Nello studio del 2017 ‘Il differenziale salariale tra residenti e frontalieri in Ticino’ (redatto da Bigotta quando era ricercatore all’Università di Neuchâtel) si precisa ad esempio che nella regione del Lago Lemano i gap salariali sono positivi, quindi i frontalieri in questa regione guadagnano più dei residenti, mentre nella regione basilese del Nord Ovest i gap salariali sono negativi, ma relativamente ridotti.
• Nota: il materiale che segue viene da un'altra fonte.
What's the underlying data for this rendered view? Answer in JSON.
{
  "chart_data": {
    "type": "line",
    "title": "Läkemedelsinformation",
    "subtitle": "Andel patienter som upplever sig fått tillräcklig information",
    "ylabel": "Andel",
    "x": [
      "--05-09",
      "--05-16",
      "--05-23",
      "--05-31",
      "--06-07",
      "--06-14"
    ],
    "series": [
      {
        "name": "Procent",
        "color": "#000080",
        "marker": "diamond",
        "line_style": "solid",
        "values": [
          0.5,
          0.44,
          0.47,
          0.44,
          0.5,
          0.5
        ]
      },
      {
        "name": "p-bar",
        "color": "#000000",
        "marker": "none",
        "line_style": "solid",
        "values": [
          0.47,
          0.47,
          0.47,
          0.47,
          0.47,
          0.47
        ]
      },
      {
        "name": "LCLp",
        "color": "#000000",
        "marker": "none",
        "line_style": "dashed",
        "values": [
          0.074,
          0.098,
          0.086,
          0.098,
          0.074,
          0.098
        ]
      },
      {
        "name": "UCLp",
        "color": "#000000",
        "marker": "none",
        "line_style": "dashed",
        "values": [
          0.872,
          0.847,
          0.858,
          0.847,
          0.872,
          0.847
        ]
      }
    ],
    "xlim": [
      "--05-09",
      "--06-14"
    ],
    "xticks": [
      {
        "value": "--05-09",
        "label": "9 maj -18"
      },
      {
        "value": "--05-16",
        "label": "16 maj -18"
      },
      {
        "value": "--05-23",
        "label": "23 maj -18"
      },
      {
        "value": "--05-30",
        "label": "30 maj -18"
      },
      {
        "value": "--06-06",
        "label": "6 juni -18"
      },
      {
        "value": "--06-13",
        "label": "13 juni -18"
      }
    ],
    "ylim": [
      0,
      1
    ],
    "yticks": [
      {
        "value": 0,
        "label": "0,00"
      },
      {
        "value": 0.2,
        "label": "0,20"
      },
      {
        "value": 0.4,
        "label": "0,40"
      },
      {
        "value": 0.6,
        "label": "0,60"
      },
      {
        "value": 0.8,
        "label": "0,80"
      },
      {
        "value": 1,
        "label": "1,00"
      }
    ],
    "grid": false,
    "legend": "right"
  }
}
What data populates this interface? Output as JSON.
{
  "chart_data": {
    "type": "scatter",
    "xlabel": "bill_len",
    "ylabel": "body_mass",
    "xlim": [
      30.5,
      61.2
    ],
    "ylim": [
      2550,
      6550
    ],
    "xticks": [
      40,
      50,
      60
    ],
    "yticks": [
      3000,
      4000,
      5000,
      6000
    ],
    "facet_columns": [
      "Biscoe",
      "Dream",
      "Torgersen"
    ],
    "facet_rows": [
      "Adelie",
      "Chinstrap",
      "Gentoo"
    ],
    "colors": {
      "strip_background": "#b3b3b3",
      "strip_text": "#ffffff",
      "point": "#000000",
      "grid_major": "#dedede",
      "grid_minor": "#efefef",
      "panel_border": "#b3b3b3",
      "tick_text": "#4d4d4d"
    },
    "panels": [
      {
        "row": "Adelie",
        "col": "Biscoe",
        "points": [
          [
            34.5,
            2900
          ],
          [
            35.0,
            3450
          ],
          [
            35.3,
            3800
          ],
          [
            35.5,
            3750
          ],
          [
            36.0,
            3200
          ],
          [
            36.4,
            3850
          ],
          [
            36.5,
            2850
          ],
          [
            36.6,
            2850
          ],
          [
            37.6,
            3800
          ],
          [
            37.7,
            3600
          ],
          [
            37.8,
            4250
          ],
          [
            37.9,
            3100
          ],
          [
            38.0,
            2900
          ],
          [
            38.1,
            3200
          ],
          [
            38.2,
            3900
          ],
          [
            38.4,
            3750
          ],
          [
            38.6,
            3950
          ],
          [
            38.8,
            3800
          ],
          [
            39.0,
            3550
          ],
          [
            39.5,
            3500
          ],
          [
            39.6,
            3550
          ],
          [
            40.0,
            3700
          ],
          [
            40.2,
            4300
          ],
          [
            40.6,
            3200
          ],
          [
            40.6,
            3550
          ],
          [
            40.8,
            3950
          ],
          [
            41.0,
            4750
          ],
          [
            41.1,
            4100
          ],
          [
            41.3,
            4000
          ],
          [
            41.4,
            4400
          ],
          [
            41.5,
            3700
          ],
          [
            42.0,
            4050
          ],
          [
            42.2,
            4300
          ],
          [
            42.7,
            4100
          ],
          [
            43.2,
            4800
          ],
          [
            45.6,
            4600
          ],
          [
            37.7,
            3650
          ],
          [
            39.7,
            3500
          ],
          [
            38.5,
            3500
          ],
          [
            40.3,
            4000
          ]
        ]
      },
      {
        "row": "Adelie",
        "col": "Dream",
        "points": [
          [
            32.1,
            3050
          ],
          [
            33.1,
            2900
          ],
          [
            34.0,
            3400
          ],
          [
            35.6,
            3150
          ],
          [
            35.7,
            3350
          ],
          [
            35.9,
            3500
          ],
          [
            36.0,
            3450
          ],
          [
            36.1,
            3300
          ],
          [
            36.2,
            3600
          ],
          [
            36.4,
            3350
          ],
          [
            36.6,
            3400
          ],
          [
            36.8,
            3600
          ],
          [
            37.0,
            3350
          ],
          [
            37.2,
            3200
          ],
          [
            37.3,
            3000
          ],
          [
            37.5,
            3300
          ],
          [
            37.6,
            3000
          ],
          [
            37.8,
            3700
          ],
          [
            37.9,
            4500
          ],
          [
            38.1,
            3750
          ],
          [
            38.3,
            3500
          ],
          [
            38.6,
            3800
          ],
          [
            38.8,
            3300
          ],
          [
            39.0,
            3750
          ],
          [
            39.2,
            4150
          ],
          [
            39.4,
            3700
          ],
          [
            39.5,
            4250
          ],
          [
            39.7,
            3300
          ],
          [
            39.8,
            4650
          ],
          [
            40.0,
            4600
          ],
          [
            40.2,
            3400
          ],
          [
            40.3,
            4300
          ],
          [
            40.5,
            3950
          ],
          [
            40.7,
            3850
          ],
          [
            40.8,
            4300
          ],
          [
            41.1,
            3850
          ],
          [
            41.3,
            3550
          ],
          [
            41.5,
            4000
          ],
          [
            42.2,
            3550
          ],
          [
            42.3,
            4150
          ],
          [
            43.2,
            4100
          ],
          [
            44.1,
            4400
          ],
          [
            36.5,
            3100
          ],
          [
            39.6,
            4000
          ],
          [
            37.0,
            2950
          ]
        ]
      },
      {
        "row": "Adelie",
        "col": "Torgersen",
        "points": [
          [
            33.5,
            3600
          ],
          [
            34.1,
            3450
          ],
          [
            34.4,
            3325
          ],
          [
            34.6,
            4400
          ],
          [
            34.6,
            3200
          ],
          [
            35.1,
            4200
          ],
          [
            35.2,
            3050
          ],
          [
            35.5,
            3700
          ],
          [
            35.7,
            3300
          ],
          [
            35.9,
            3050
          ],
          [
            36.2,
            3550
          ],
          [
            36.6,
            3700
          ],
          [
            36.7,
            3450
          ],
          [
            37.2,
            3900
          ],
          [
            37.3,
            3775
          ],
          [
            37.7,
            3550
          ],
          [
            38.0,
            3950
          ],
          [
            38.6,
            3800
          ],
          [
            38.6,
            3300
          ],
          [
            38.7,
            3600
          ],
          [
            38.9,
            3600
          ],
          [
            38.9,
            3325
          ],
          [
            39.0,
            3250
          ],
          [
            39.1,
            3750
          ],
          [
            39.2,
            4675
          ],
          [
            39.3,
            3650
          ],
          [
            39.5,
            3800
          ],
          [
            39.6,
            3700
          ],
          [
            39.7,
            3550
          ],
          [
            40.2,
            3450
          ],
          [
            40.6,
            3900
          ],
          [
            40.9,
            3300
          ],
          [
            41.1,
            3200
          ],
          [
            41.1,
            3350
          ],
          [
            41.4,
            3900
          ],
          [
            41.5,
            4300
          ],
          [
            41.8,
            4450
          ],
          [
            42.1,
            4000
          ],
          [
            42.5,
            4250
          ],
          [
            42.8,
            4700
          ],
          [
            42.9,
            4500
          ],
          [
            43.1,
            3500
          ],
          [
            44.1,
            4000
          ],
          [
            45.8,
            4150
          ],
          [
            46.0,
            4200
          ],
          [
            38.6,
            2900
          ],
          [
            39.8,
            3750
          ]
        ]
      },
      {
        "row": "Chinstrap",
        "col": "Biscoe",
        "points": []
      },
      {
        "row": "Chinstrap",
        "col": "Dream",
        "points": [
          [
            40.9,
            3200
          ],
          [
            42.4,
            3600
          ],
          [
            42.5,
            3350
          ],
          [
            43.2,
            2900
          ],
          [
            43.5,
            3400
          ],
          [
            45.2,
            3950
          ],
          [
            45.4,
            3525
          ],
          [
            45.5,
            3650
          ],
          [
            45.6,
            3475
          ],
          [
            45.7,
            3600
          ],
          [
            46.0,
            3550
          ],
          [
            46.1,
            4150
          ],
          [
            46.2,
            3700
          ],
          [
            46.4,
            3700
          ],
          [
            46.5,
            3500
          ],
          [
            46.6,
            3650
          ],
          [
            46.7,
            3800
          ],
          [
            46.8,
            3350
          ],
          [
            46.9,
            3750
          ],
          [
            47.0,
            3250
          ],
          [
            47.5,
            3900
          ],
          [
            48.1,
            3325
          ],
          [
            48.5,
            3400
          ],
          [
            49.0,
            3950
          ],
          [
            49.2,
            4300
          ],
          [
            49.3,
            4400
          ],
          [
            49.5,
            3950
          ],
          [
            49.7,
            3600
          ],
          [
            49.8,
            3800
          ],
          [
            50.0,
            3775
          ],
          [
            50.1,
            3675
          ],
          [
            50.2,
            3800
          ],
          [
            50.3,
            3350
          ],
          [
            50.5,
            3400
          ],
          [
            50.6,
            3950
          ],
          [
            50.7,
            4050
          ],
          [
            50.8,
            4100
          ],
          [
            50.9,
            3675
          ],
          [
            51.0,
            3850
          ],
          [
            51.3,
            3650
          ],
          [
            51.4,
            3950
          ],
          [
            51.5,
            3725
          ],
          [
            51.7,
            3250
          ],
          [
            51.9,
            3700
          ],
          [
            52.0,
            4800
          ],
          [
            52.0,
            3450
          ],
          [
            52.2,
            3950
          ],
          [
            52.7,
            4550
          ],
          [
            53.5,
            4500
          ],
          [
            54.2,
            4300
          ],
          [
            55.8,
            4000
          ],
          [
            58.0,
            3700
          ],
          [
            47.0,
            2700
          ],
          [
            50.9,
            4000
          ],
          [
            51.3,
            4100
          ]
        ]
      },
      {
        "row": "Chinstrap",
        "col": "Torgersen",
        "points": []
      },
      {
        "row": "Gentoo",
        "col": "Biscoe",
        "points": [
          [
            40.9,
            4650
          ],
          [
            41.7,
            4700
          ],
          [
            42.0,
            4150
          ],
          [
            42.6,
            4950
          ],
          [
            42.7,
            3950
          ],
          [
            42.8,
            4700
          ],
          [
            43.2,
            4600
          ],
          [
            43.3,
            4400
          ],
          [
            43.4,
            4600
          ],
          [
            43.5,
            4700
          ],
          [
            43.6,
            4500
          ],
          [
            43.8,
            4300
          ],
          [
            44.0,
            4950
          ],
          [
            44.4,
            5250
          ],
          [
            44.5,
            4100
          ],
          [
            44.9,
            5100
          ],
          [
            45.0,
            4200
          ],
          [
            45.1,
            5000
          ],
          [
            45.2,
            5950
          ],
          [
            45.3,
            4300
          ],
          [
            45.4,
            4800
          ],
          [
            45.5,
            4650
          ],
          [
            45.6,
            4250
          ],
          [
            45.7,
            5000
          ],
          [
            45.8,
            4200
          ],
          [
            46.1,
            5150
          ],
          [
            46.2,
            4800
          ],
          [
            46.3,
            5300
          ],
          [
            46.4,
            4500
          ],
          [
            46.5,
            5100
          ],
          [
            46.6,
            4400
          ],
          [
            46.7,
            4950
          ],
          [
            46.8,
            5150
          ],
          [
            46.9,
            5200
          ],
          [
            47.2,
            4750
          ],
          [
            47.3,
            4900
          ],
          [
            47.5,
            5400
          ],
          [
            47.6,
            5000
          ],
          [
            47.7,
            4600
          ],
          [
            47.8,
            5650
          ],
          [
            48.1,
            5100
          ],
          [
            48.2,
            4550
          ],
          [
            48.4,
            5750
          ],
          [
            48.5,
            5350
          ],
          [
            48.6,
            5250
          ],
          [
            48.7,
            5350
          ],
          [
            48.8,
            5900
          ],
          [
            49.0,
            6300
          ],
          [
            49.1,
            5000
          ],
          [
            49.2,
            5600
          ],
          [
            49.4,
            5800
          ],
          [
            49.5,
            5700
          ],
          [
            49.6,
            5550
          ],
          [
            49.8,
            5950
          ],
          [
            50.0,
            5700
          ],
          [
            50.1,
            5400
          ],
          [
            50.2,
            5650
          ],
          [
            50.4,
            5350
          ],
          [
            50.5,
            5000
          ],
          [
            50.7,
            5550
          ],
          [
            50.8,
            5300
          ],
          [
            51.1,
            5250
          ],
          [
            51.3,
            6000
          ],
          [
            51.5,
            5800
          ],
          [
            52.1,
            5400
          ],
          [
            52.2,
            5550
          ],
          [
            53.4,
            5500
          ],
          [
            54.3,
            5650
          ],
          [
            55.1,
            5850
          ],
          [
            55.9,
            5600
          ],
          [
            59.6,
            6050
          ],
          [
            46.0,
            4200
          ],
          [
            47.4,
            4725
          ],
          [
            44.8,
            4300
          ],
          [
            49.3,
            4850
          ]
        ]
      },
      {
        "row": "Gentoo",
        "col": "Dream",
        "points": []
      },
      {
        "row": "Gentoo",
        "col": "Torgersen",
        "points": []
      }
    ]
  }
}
I livelli di formazione e qualifica dei lavoratori sono maggiori in queste due regioni rispetto a quanto osservato in Ticino, dove i frontalieri ricevono salari nettamente inferiori ai residenti (vedi grafica).
Nelle sue conclusioni, il ricercatore precisa che “il Ticino vive una situazione di particolare fragilità rispetto alle altre regioni a forte presenza di frontalieri”. Un crescente sentimento di vulnerabilità, espresso dalla popolazione anche tramite le votazioni popolari in materia, che è sintomo di una situazione reale e complessa che richiede, scrive il ricercatore, controlli maggiori da parte dell’amministrazione cantonale in materia di dumping salariale e protezione dei lavoratori indigeni, in particolare quelli più vulnerabili.